The actors in this version do a fine job. Melissa George works well, but it’s Ryan Reynolds who carries the movie. He still is clinging to his comedic roots here, and that sometimes makes his line deliveries a little too humorous, but on the whole, he handles the dramatics well. Also, horror fans should get a kick out of seeing Chloe Moretz from “Kick-Ass” and “Let Me In” as the youngest of the Lutz children.
I appreciate what the filmmakers were trying with this film, even if they didn’t quite succeed.
WHAT I DIDN’T LIKE
For as short of a film as “The Amityville Horror” is (clocking in at a lean 89 minutes), it is needlessly convoluted. What made the original work was what they didn’t show rather than what they showed. This played into the realism of the film and the ability to fool the audience into thinking it was a true story.

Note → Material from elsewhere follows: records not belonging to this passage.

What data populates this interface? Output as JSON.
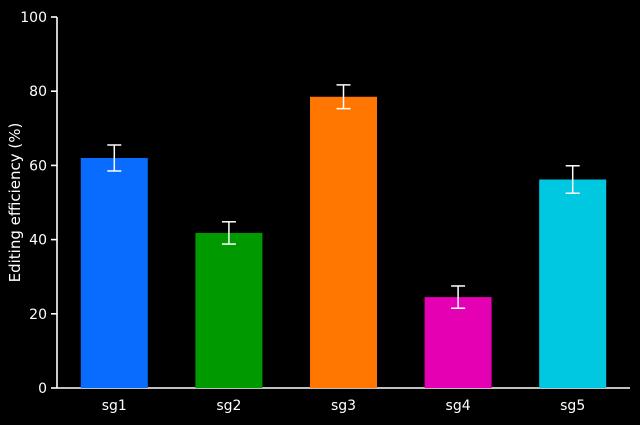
{
  "chart_data": {
    "type": "bar",
    "title": "",
    "xlabel": "",
    "ylabel": "Editing efficiency (%)",
    "ylim": [
      0,
      100
    ],
    "yticks": [
      0,
      20,
      40,
      60,
      80,
      100
    ],
    "categories": [
      "sg1",
      "sg2",
      "sg3",
      "sg4",
      "sg5"
    ],
    "values": [
      62,
      41.8,
      78.5,
      24.5,
      56.2
    ],
    "error": [
      3.5,
      3,
      3.2,
      3,
      3.7
    ],
    "colors": [
      "#0a6cff",
      "#009900",
      "#ff7700",
      "#e600b3",
      "#00c8e0"
    ],
    "grid": false,
    "legend": "none"
  },
  "style": {
    "background": "#000000",
    "axis_color": "#ffffff",
    "errorbar_color": "#ffffff"
  }
}
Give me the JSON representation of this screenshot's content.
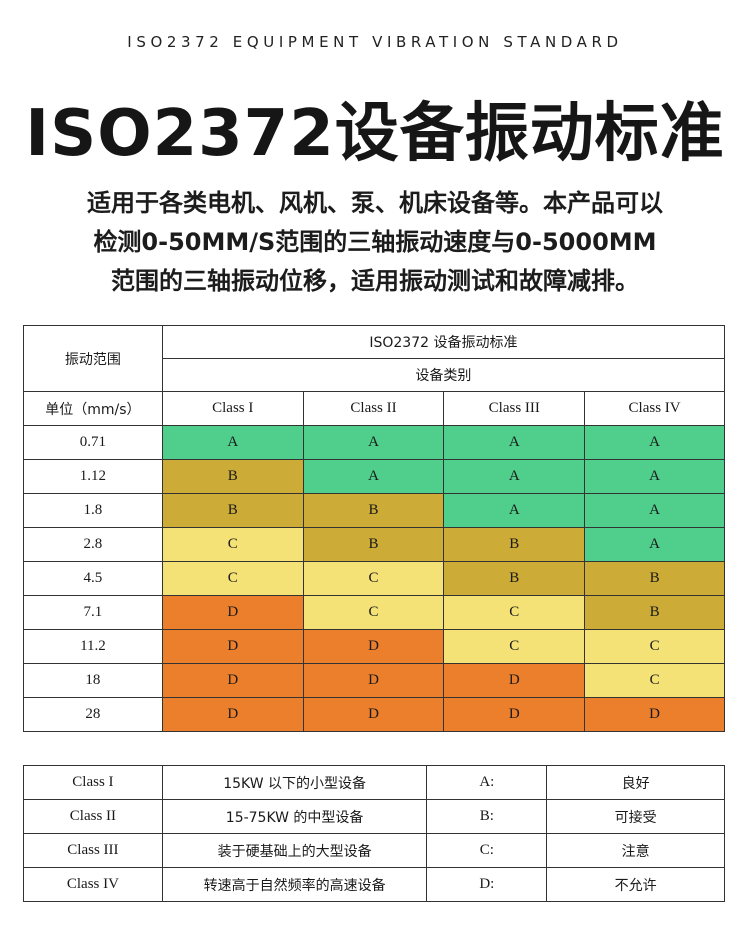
{
  "header": {
    "subtitle": "ISO2372 EQUIPMENT VIBRATION STANDARD",
    "title": "ISO2372设备振动标准",
    "description_lines": [
      "适用于各类电机、风机、泵、机床设备等。本产品可以",
      "检测0-50MM/S范围的三轴振动速度与0-5000MM",
      "范围的三轴振动位移，适用振动测试和故障减排。"
    ]
  },
  "table": {
    "range_label": "振动范围",
    "standard_label": "ISO2372 设备振动标准",
    "category_label": "设备类别",
    "unit_label": "单位（mm/s）",
    "classes": [
      "Class I",
      "Class II",
      "Class III",
      "Class IV"
    ],
    "rows": [
      {
        "value": "0.71",
        "grades": [
          "A",
          "A",
          "A",
          "A"
        ]
      },
      {
        "value": "1.12",
        "grades": [
          "B",
          "A",
          "A",
          "A"
        ]
      },
      {
        "value": "1.8",
        "grades": [
          "B",
          "B",
          "A",
          "A"
        ]
      },
      {
        "value": "2.8",
        "grades": [
          "C",
          "B",
          "B",
          "A"
        ]
      },
      {
        "value": "4.5",
        "grades": [
          "C",
          "C",
          "B",
          "B"
        ]
      },
      {
        "value": "7.1",
        "grades": [
          "D",
          "C",
          "C",
          "B"
        ]
      },
      {
        "value": "11.2",
        "grades": [
          "D",
          "D",
          "C",
          "C"
        ]
      },
      {
        "value": "18",
        "grades": [
          "D",
          "D",
          "D",
          "C"
        ]
      },
      {
        "value": "28",
        "grades": [
          "D",
          "D",
          "D",
          "D"
        ]
      }
    ],
    "grade_colors": {
      "A": "#4fcf8b",
      "B": "#ccab36",
      "C": "#f4e277",
      "D": "#ec7f2c"
    }
  },
  "legend": {
    "rows": [
      {
        "class": "Class I",
        "description": "15KW 以下的小型设备",
        "grade": "A:",
        "meaning": "良好"
      },
      {
        "class": "Class II",
        "description": "15-75KW 的中型设备",
        "grade": "B:",
        "meaning": "可接受"
      },
      {
        "class": "Class III",
        "description": "装于硬基础上的大型设备",
        "grade": "C:",
        "meaning": "注意"
      },
      {
        "class": "Class IV",
        "description": "转速高于自然频率的高速设备",
        "grade": "D:",
        "meaning": "不允许"
      }
    ]
  }
}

In this remake, they show too much. Taking a nod from “The Grudge,” the director puts the ghosts right there in the frame with obvious digital manipulation. This makes the movie just another cheesy horror movie rather than being something truly scary.
There’s a randomness about the story, mostly with the slow degrading of George Lutz’s personality. While Reynolds manages the subtleties of the acting well, we just seem to jump from scene to scene without any real flow.
Finally, there was too much backstory crammed into the film, which explains too much and leaves the mystery behind. The film all but says what exactly is haunting the Amityville house, and the moment it does that, the magic is gone.
BLU-RAY FEATURES
The new Blu-ray includes only the feature film. It’s bundled with the DVD from its original 2005 release, including deleted scenes, a photo gallery, multi-angle on-set peeks, audio commentary with Reynolds and the producers, plus two featurettes: “Supernatural Homicide” about the original Defeo murders and “The Source of Evil” which is a basic making-of spot.
WHO’S GOING TO LIKE THIS MOVIE
Horror buffs who don’t remember the original or just looooooove Ryan Reynolds.